Attention les yeux, millésime 43 : revoici le Hitchcock préféré d’Hitchcock. Le Bien et le Mal y changent de peau, s’amusant à merveille avec nos nerfs.
Charlie (Joseph Cotten) plaît aux dames riches, veuves et joyeuses. Elles l’entretiennent, il les étrangle. Traqué par la police, il décide un jour de se réfugier chez sa sœur, mère fatiguée pour ne pas dire dépressive d’une famille petite-bourgeoise. Emma (le prénom de la mère d’Hitchcock) éprouve pour son jeune frère un amour et une admiration immodérés. Elle l’accueille comme le fils prodigue. Elle a donné à sa fille aînée le prénom de ce frère, Charlie. Or, la nièce et l’oncle sont comme les deux faces d’une même pièce : ils s’aiment et devinent tout des pensées de l’autre. Mais Charlie-oncle est le Mal (pour lui, le monde est une « porcherie »), Charlie-nièce est le Bien (le monde est son petit village « heureux » et policé de Californie). L’adolescente innocente découvre la véritable identité de son oncle et devient une menace pour lui…

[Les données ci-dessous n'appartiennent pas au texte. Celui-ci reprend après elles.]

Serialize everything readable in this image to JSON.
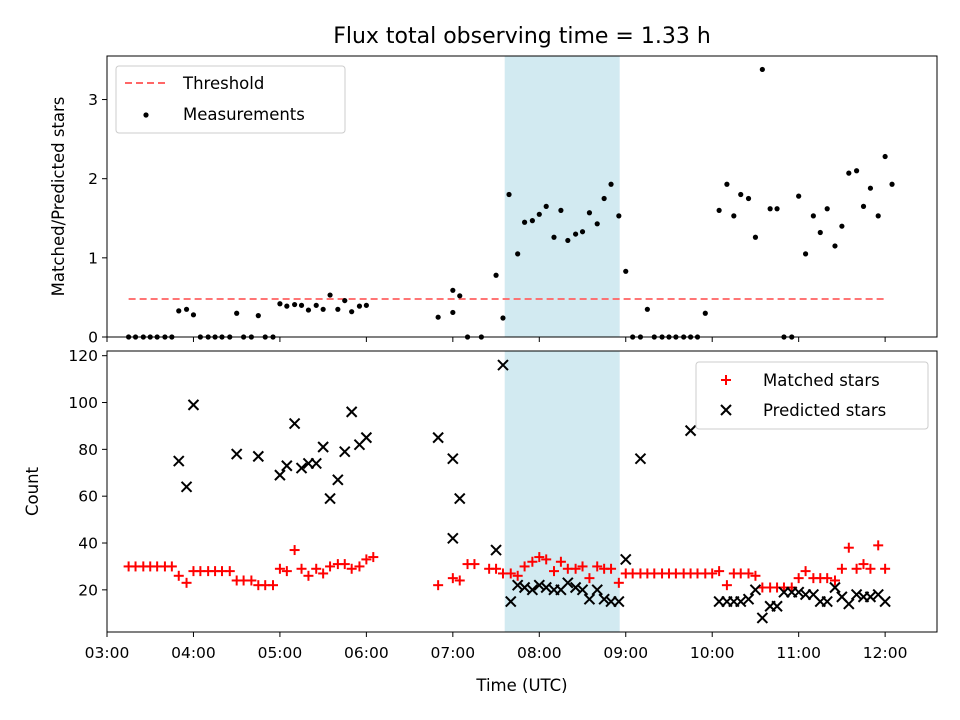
{
  "chart_data": [
    {
      "type": "scatter",
      "title": "Flux total observing time = 1.33 h",
      "xlabel": "",
      "ylabel": "Matched/Predicted stars",
      "ylim": [
        0,
        3.55
      ],
      "xlim": [
        3.0,
        12.6
      ],
      "yticks": [
        0,
        1,
        2,
        3
      ],
      "shaded_span": {
        "start": 7.6,
        "end": 8.93,
        "color": "#add8e6"
      },
      "legend": {
        "placement": "top-left",
        "entries": [
          "Threshold",
          "Measurements"
        ]
      },
      "threshold": {
        "name": "Threshold",
        "value": 0.48,
        "x_start": 3.25,
        "x_end": 12.0,
        "color": "#ff6666"
      },
      "series": [
        {
          "name": "Measurements",
          "color": "#000000",
          "points": [
            [
              3.25,
              0
            ],
            [
              3.33,
              0
            ],
            [
              3.42,
              0
            ],
            [
              3.5,
              0
            ],
            [
              3.58,
              0
            ],
            [
              3.67,
              0
            ],
            [
              3.75,
              0
            ],
            [
              3.83,
              0.33
            ],
            [
              3.92,
              0.35
            ],
            [
              4.0,
              0.28
            ],
            [
              4.08,
              0
            ],
            [
              4.17,
              0
            ],
            [
              4.25,
              0
            ],
            [
              4.33,
              0
            ],
            [
              4.42,
              0
            ],
            [
              4.5,
              0.3
            ],
            [
              4.58,
              0
            ],
            [
              4.67,
              0
            ],
            [
              4.75,
              0.27
            ],
            [
              4.83,
              0
            ],
            [
              4.92,
              0
            ],
            [
              5.0,
              0.42
            ],
            [
              5.08,
              0.39
            ],
            [
              5.17,
              0.41
            ],
            [
              5.25,
              0.4
            ],
            [
              5.33,
              0.34
            ],
            [
              5.42,
              0.4
            ],
            [
              5.5,
              0.35
            ],
            [
              5.58,
              0.53
            ],
            [
              5.67,
              0.35
            ],
            [
              5.75,
              0.46
            ],
            [
              5.83,
              0.32
            ],
            [
              5.92,
              0.39
            ],
            [
              6.0,
              0.4
            ],
            [
              6.83,
              0.25
            ],
            [
              7.0,
              0.31
            ],
            [
              7.0,
              0.59
            ],
            [
              7.08,
              0.52
            ],
            [
              7.17,
              0
            ],
            [
              7.33,
              0
            ],
            [
              7.5,
              0.78
            ],
            [
              7.58,
              0.24
            ],
            [
              7.65,
              1.8
            ],
            [
              7.75,
              1.05
            ],
            [
              7.83,
              1.45
            ],
            [
              7.92,
              1.47
            ],
            [
              8.0,
              1.55
            ],
            [
              8.08,
              1.65
            ],
            [
              8.17,
              1.26
            ],
            [
              8.25,
              1.6
            ],
            [
              8.33,
              1.22
            ],
            [
              8.42,
              1.3
            ],
            [
              8.5,
              1.33
            ],
            [
              8.58,
              1.57
            ],
            [
              8.67,
              1.43
            ],
            [
              8.75,
              1.75
            ],
            [
              8.83,
              1.93
            ],
            [
              8.92,
              1.53
            ],
            [
              9.0,
              0.83
            ],
            [
              9.08,
              0
            ],
            [
              9.17,
              0
            ],
            [
              9.25,
              0.35
            ],
            [
              9.33,
              0
            ],
            [
              9.42,
              0
            ],
            [
              9.5,
              0
            ],
            [
              9.58,
              0
            ],
            [
              9.67,
              0
            ],
            [
              9.75,
              0
            ],
            [
              9.83,
              0
            ],
            [
              9.92,
              0.3
            ],
            [
              10.08,
              1.6
            ],
            [
              10.17,
              1.93
            ],
            [
              10.25,
              1.53
            ],
            [
              10.33,
              1.8
            ],
            [
              10.42,
              1.75
            ],
            [
              10.5,
              1.26
            ],
            [
              10.58,
              3.38
            ],
            [
              10.67,
              1.62
            ],
            [
              10.75,
              1.62
            ],
            [
              10.83,
              0
            ],
            [
              10.92,
              0
            ],
            [
              11.0,
              1.78
            ],
            [
              11.08,
              1.05
            ],
            [
              11.17,
              1.53
            ],
            [
              11.25,
              1.32
            ],
            [
              11.33,
              1.62
            ],
            [
              11.42,
              1.15
            ],
            [
              11.5,
              1.4
            ],
            [
              11.58,
              2.07
            ],
            [
              11.67,
              2.1
            ],
            [
              11.75,
              1.65
            ],
            [
              11.83,
              1.88
            ],
            [
              11.92,
              1.53
            ],
            [
              12.0,
              2.28
            ],
            [
              12.08,
              1.93
            ]
          ]
        }
      ]
    },
    {
      "type": "scatter",
      "title": "",
      "xlabel": "Time (UTC)",
      "ylabel": "Count",
      "ylim": [
        2,
        122
      ],
      "xlim": [
        3.0,
        12.6
      ],
      "yticks": [
        20,
        40,
        60,
        80,
        100,
        120
      ],
      "xtick_labels": [
        "03:00",
        "04:00",
        "05:00",
        "06:00",
        "07:00",
        "08:00",
        "09:00",
        "10:00",
        "11:00",
        "12:00"
      ],
      "xtick_values": [
        3,
        4,
        5,
        6,
        7,
        8,
        9,
        10,
        11,
        12
      ],
      "shaded_span": {
        "start": 7.6,
        "end": 8.93,
        "color": "#add8e6"
      },
      "legend": {
        "placement": "top-right",
        "entries": [
          "Matched stars",
          "Predicted stars"
        ]
      },
      "series": [
        {
          "name": "Matched stars",
          "marker": "+",
          "color": "#ff0000",
          "points": [
            [
              3.25,
              30
            ],
            [
              3.33,
              30
            ],
            [
              3.42,
              30
            ],
            [
              3.5,
              30
            ],
            [
              3.58,
              30
            ],
            [
              3.67,
              30
            ],
            [
              3.75,
              30
            ],
            [
              3.83,
              26
            ],
            [
              3.92,
              23
            ],
            [
              4.0,
              28
            ],
            [
              4.08,
              28
            ],
            [
              4.17,
              28
            ],
            [
              4.25,
              28
            ],
            [
              4.33,
              28
            ],
            [
              4.42,
              28
            ],
            [
              4.5,
              24
            ],
            [
              4.58,
              24
            ],
            [
              4.67,
              24
            ],
            [
              4.75,
              22
            ],
            [
              4.83,
              22
            ],
            [
              4.92,
              22
            ],
            [
              5.0,
              29
            ],
            [
              5.08,
              28
            ],
            [
              5.17,
              37
            ],
            [
              5.25,
              29
            ],
            [
              5.33,
              26
            ],
            [
              5.42,
              29
            ],
            [
              5.5,
              27
            ],
            [
              5.58,
              30
            ],
            [
              5.67,
              31
            ],
            [
              5.75,
              31
            ],
            [
              5.83,
              29
            ],
            [
              5.92,
              30
            ],
            [
              6.0,
              33
            ],
            [
              6.08,
              34
            ],
            [
              6.83,
              22
            ],
            [
              7.0,
              25
            ],
            [
              7.08,
              24
            ],
            [
              7.17,
              31
            ],
            [
              7.25,
              31
            ],
            [
              7.42,
              29
            ],
            [
              7.5,
              29
            ],
            [
              7.58,
              27
            ],
            [
              7.67,
              27
            ],
            [
              7.75,
              26
            ],
            [
              7.83,
              30
            ],
            [
              7.92,
              32
            ],
            [
              8.0,
              34
            ],
            [
              8.08,
              33
            ],
            [
              8.17,
              28
            ],
            [
              8.25,
              32
            ],
            [
              8.33,
              29
            ],
            [
              8.42,
              29
            ],
            [
              8.5,
              30
            ],
            [
              8.58,
              25
            ],
            [
              8.67,
              30
            ],
            [
              8.75,
              29
            ],
            [
              8.83,
              29
            ],
            [
              8.92,
              23
            ],
            [
              9.0,
              27
            ],
            [
              9.08,
              27
            ],
            [
              9.17,
              27
            ],
            [
              9.25,
              27
            ],
            [
              9.33,
              27
            ],
            [
              9.42,
              27
            ],
            [
              9.5,
              27
            ],
            [
              9.58,
              27
            ],
            [
              9.67,
              27
            ],
            [
              9.75,
              27
            ],
            [
              9.83,
              27
            ],
            [
              9.92,
              27
            ],
            [
              10.0,
              27
            ],
            [
              10.08,
              28
            ],
            [
              10.17,
              22
            ],
            [
              10.25,
              27
            ],
            [
              10.33,
              27
            ],
            [
              10.42,
              27
            ],
            [
              10.5,
              26
            ],
            [
              10.58,
              21
            ],
            [
              10.67,
              21
            ],
            [
              10.75,
              21
            ],
            [
              10.83,
              21
            ],
            [
              10.92,
              21
            ],
            [
              11.0,
              25
            ],
            [
              11.08,
              28
            ],
            [
              11.17,
              25
            ],
            [
              11.25,
              25
            ],
            [
              11.33,
              25
            ],
            [
              11.42,
              24
            ],
            [
              11.5,
              29
            ],
            [
              11.58,
              38
            ],
            [
              11.67,
              29
            ],
            [
              11.75,
              31
            ],
            [
              11.83,
              29
            ],
            [
              11.92,
              39
            ],
            [
              12.0,
              29
            ]
          ]
        },
        {
          "name": "Predicted stars",
          "marker": "x",
          "color": "#000000",
          "points": [
            [
              3.83,
              75
            ],
            [
              3.92,
              64
            ],
            [
              4.0,
              99
            ],
            [
              4.5,
              78
            ],
            [
              4.75,
              77
            ],
            [
              5.0,
              69
            ],
            [
              5.08,
              73
            ],
            [
              5.17,
              91
            ],
            [
              5.25,
              72
            ],
            [
              5.33,
              74
            ],
            [
              5.42,
              74
            ],
            [
              5.5,
              81
            ],
            [
              5.58,
              59
            ],
            [
              5.67,
              67
            ],
            [
              5.75,
              79
            ],
            [
              5.83,
              96
            ],
            [
              5.92,
              82
            ],
            [
              6.0,
              85
            ],
            [
              6.83,
              85
            ],
            [
              7.0,
              42
            ],
            [
              7.0,
              76
            ],
            [
              7.08,
              59
            ],
            [
              7.5,
              37
            ],
            [
              7.58,
              116
            ],
            [
              7.67,
              15
            ],
            [
              7.75,
              22
            ],
            [
              7.83,
              21
            ],
            [
              7.92,
              20
            ],
            [
              8.0,
              22
            ],
            [
              8.08,
              21
            ],
            [
              8.17,
              20
            ],
            [
              8.25,
              20
            ],
            [
              8.33,
              23
            ],
            [
              8.42,
              21
            ],
            [
              8.5,
              20
            ],
            [
              8.58,
              16
            ],
            [
              8.67,
              20
            ],
            [
              8.75,
              16
            ],
            [
              8.83,
              15
            ],
            [
              8.92,
              15
            ],
            [
              9.0,
              33
            ],
            [
              9.17,
              76
            ],
            [
              9.75,
              88
            ],
            [
              10.08,
              15
            ],
            [
              10.17,
              15
            ],
            [
              10.25,
              15
            ],
            [
              10.33,
              15
            ],
            [
              10.42,
              16
            ],
            [
              10.5,
              20
            ],
            [
              10.58,
              8
            ],
            [
              10.67,
              13
            ],
            [
              10.75,
              13
            ],
            [
              10.83,
              19
            ],
            [
              10.92,
              19
            ],
            [
              11.0,
              19
            ],
            [
              11.08,
              18
            ],
            [
              11.17,
              18
            ],
            [
              11.25,
              15
            ],
            [
              11.33,
              15
            ],
            [
              11.42,
              21
            ],
            [
              11.5,
              17
            ],
            [
              11.58,
              14
            ],
            [
              11.67,
              18
            ],
            [
              11.75,
              17
            ],
            [
              11.83,
              17
            ],
            [
              11.92,
              18
            ],
            [
              12.0,
              15
            ]
          ]
        }
      ]
    }
  ]
}
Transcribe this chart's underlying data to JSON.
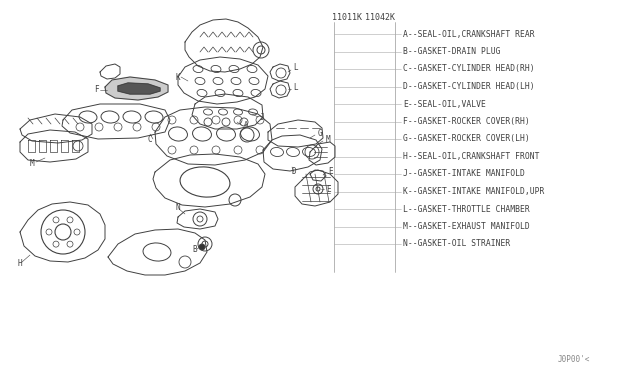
{
  "bg_color": "#ffffff",
  "line_color": "#404040",
  "part_number_left": "11011K",
  "part_number_right": "11042K",
  "legend_items": [
    "A--SEAL-OIL,CRANKSHAFT REAR",
    "B--GASKET-DRAIN PLUG",
    "C--GASKET-CYLINDER HEAD(RH)",
    "D--GASKET-CYLINDER HEAD(LH)",
    "E--SEAL-OIL,VALVE",
    "F--GASKET-ROCKER COVER(RH)",
    "G--GASKET-ROCKER COVER(LH)",
    "H--SEAL-OIL,CRANKSHAFT FRONT",
    "J--GASKET-INTAKE MANIFOLD",
    "K--GASKET-INTAKE MANIFOLD,UPR",
    "L--GASKET-THROTTLE CHAMBER",
    "M--GASKET-EXHAUST MANIFOLD",
    "N--GASKET-OIL STRAINER"
  ],
  "footer_text": "J0P00'<",
  "legend_font_size": 5.8,
  "label_font_size": 5.5,
  "partnum_font_size": 6.0
}
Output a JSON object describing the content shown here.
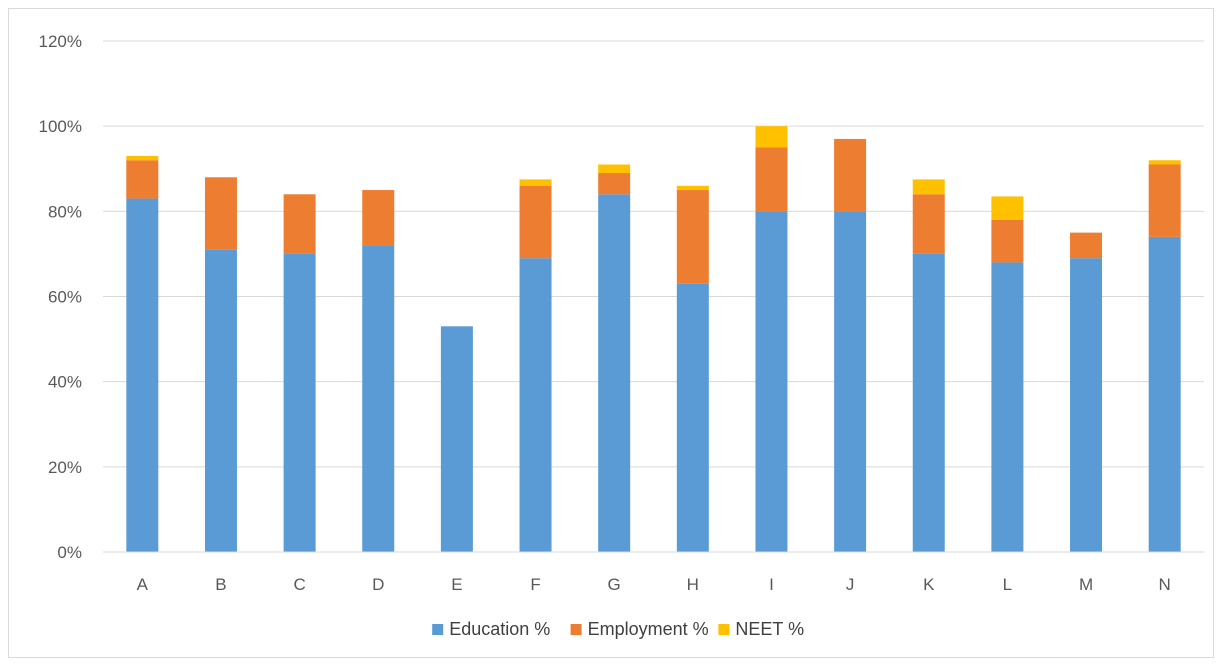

Voici donc le retour de L’Ombre d’un doute, le film « préféré » d’Hitchcock, celui où se trouvent à la fois comblés ses propres exigences formelles et le goût du public pour la vraisemblance et la psychologie. L’Ombre d’un doute, c’est évidemment un film à suspens, une intrigue policière à la mise en scène implacable, fondée sur le chiffre 2. C’est aussi une histoire de famille (existe-t-il seulement des histoires qui ne soient pas de famille ?) excessivement morbide (pourquoi Emma et Charlie sont-ils aussi maladivement attachés à leur enfance ?). Mais c’est surtout un récit passionnant (scénariste, le dramaturge Thornton Wilder) qui s’amuse sans vergogne à brouiller les identités et les repères classiques entre bons et méchants. L’oncle Charlie n’est pas que mauvais : il apporte gaieté, mouvement et harmonie à cette famille constituée de monomaniaques ; il remplace même un peu un père pusillanime et puéril. La nièce Charlie n’est pas que bonne et innocente : adolescente égoïste, sa vision du monde est fort limitée, et son seul et réel but est que l’oncle Charlie quitte son monde « idyllique » avant qu’il n’y sème la perturbation. Et puis pourquoi se laisse-t-elle courtiser par l’homme qui traque son oncle bien-aimé ? La conclusion du film est d’une inquiétante ambiguïté : l’oncle Charlie n’était tout simplement pas fait pour ce monde, pourri ou non. Quant à l’innocente, elle a découvert elle aussi ce qu’est le Mal. C’est la seule chose que son oncle lui laisse.